Аломар уже тогда догадалась, что будет, когда Кеннеди остановится.
И, конечно, военный указал ей подбородком на дверь, от двери лейтенанта Роуманса отличающуюся только табличкой, и она почувствовала… глупой.
Дверь четыреста двадцать пятого кабинета была открыта и приглашала в кабинет старшего ворнета третьего класса Леона Скотта Кеннеди.
Брань крутилась на языке, сколько б Кассандра его не прикусывала. На лоб хотелось наклеить самоклеящийся стикер с жирным «дура», начерченным помадой, и чем дольше на неё смотрел Кеннеди, тем сильнее становилось это желание.
— Чёрт возьми.
Леон вдруг усмехнулся громко и ясно, — одному Господу Богу было понятно, эта усмешка звоном отдала в уши потому, что в коридоре их безмолвно подслушивали разве что стены, или Кеннеди действительно с её реакции потешался.
Она ничуть не удивилась, когда ни единый мускул на мужском лице не дрогнул.
Бо́льший бы шок вызвало, если б уголок губ ворнета всё-таки дёрнулся.
— Но, из плюсов, Кассандра. Теперь, если возникнут вопросы, — вы знаете, где именно меня искать.
В попытках понять, было сказанное им поддержкой или, напротив, тонко завуалированной издёвкой, прошла целая секунда.
Аломар молчала и вовсе, кажется, вечность.

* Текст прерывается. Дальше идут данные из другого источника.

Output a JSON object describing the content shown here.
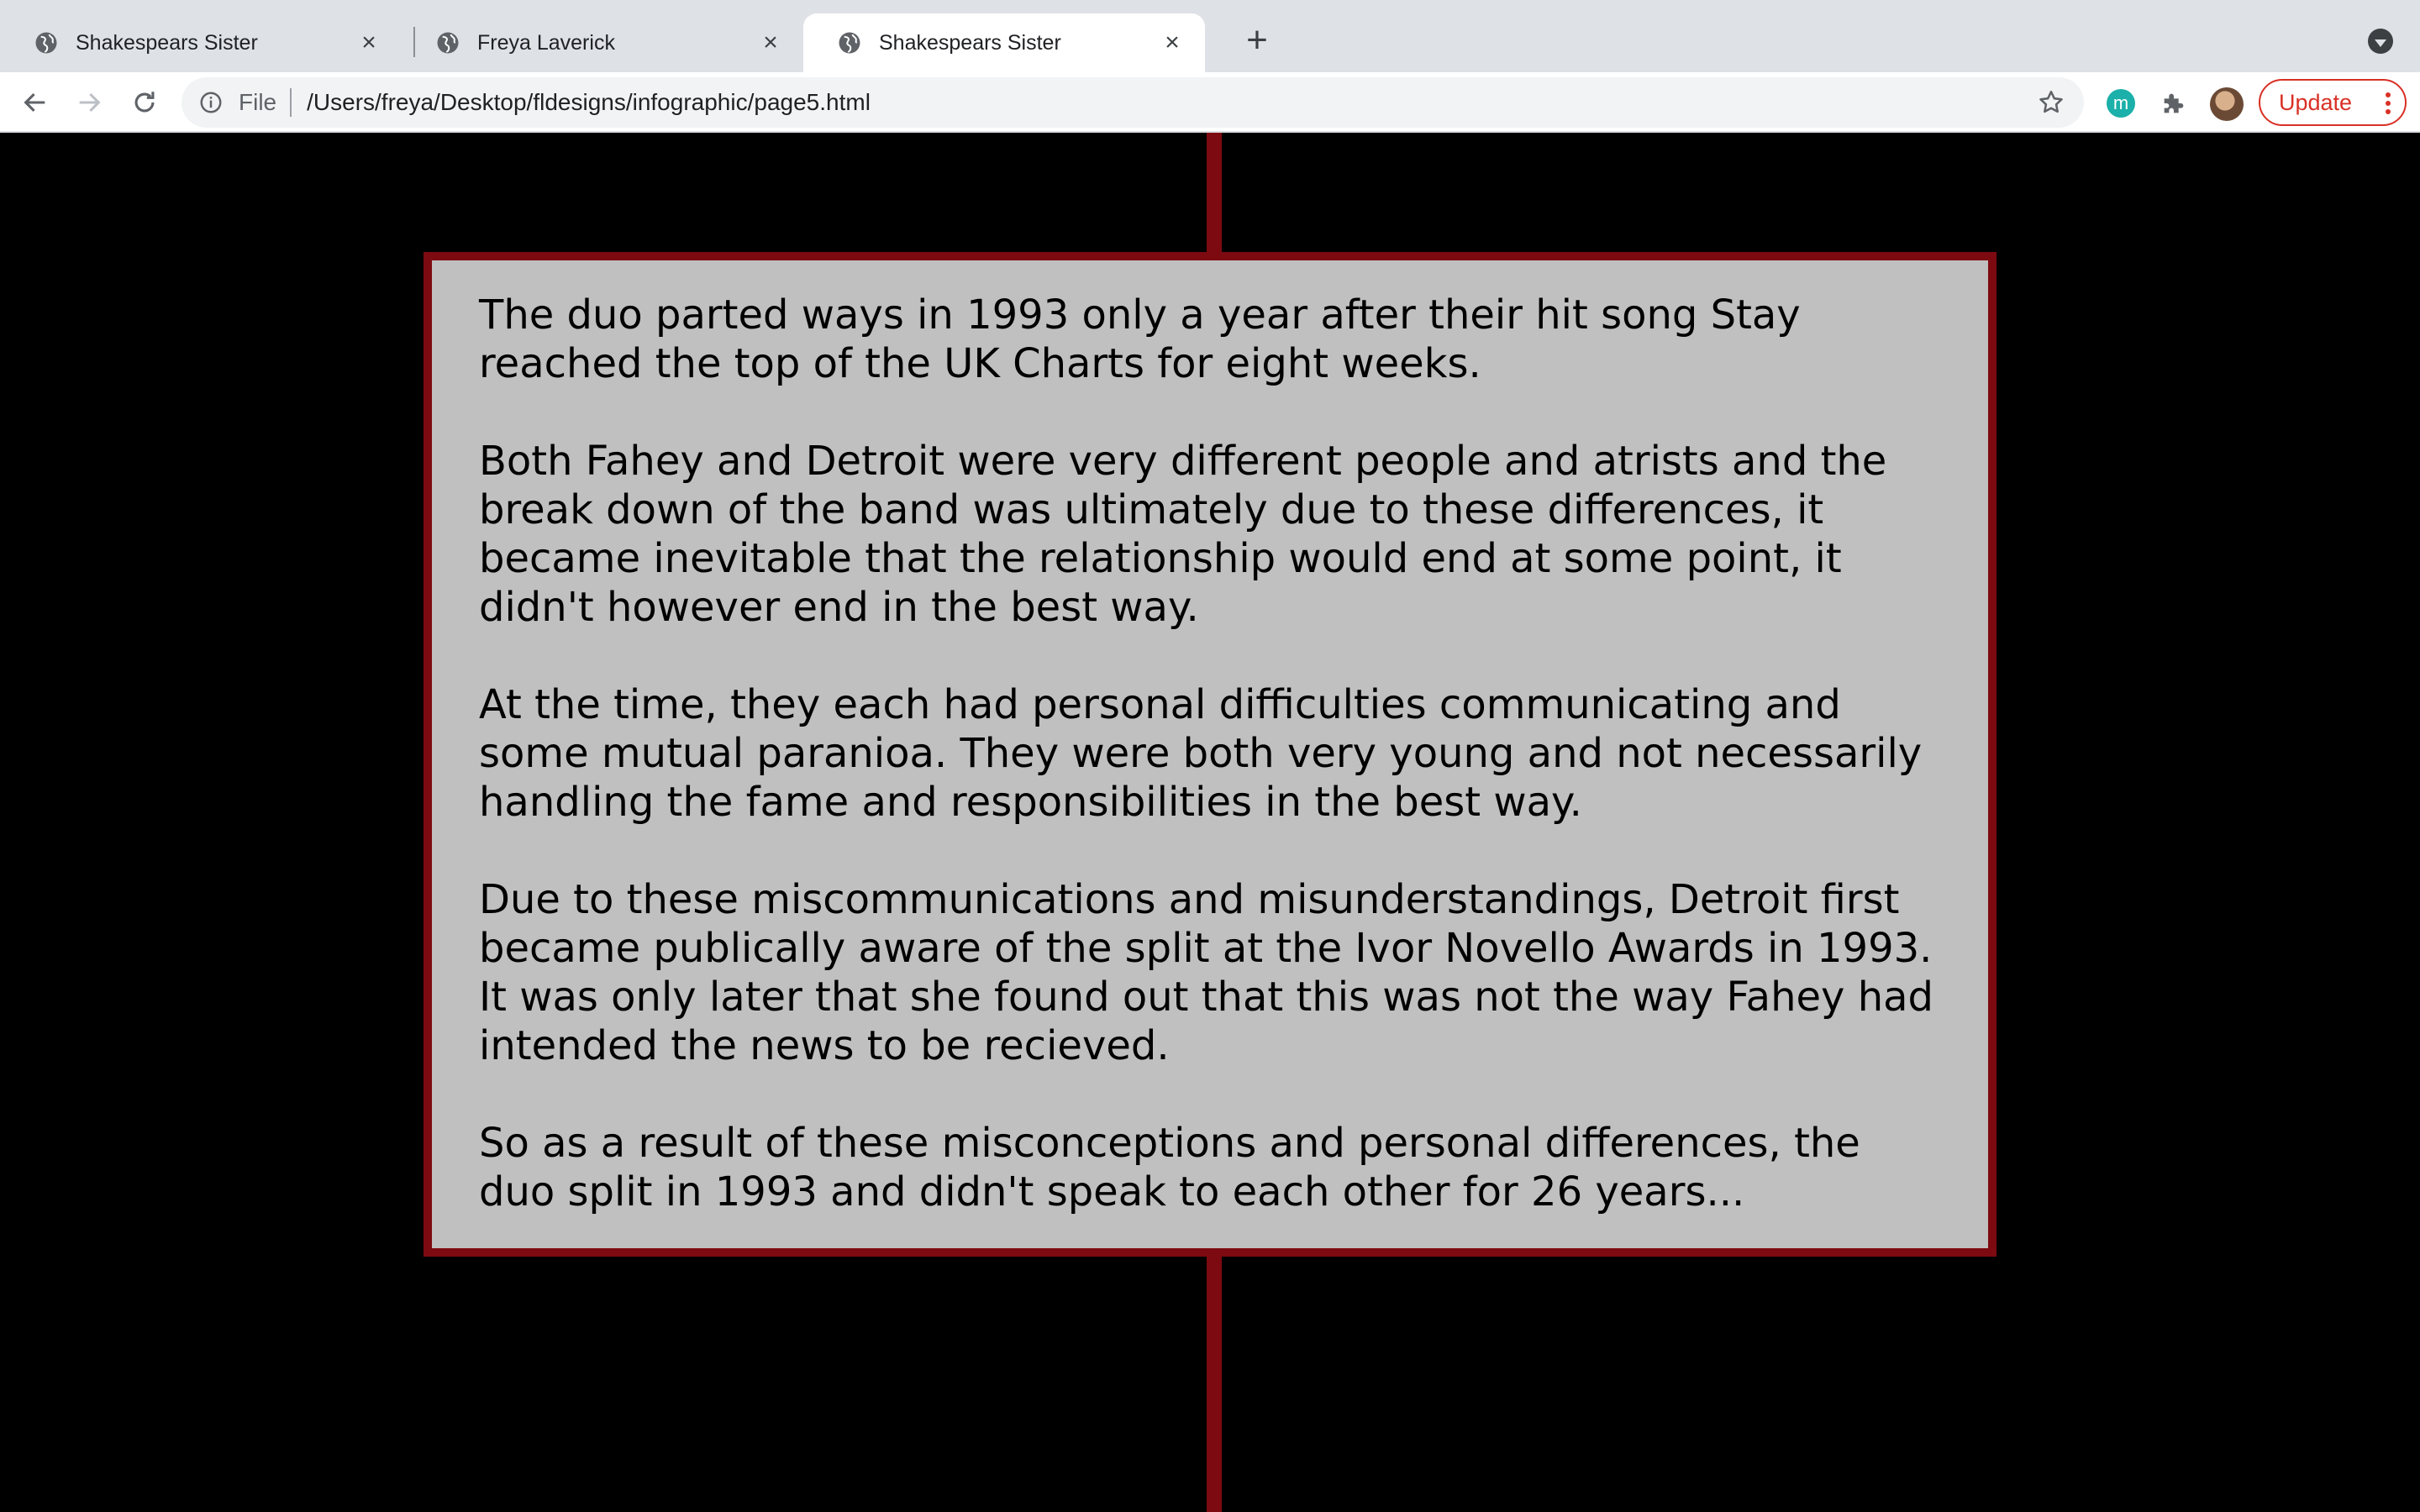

— Да уж, — усмехнулась архивистка через силу, когда сдержалась, чтоб не почесать себе затылка в движении, выворачивающим суставы. — Может, вы и правы, мистер Кеннеди…
— Леон.
Он оправил её мельком, а Кассандра вздрогнула — словно виском приложили о стену. На периферии сознания мелькнула мысль, что нужно было заняться собственными нервами, чтоб не содрогаться от вещей, которые других людей до мурашек не доводят, но она, мысль, потерялась так быстро, что Аломар того даже не поняла.
Поняла только, что вскинула глаза, а Кеннеди… не шелохнулся — абсолютно спокойный, словно он… соль просил передать, ворнет в бумагах искал нужный ему документ.
А Кассандра забыла, что слова значили, и, вообще, как их до того складывала в разумные предложения.
Улыбка уголками подкрашенных губ была лишней. Но прошёл ещё миг, и с ним пришло осознание — всё, в тот момент, наверняка, было лишним.
А нужным было… что-то, что Аломар не могла представить.
— Хорошо.
Она только кивнула; адреналин выветрился из крови, с ним пропала и необходимость задерживаться в правом крыле. Нужно было возвращаться в архив, где монотонность работы разбавлялась разве что разговорами с Алексией, и… Кассандра туда бежать хотела, — точнее, должна была хотеть бежать, — скидывая на лестнице туфли.
Но стояла. И, что-что… а вот это было уже совершенно лишним — со словами:
— Ещё раз простите. И… до свидания, мист… Леон.
Такими понятными и никчёмными сразу, Аломар захотелось попросту телепортироваться за рабочее место.
От мысли, что сейчас придётся уходить, — так, будто сердце не прыгнуло тройного акселя, пролетая от легких до селезёнки — сделалось чуть ли не по-настоящему плохо.
Она развернулась; как говорится, «кру-гом»!..
Уверенность, что ноги подкосятся у самого поворота, была такой же сильной, какой была уверенность, что взглядом провожать её не будут.
Оборачиваться, чтоб проверять то, Кассандра в себе сил не нашла.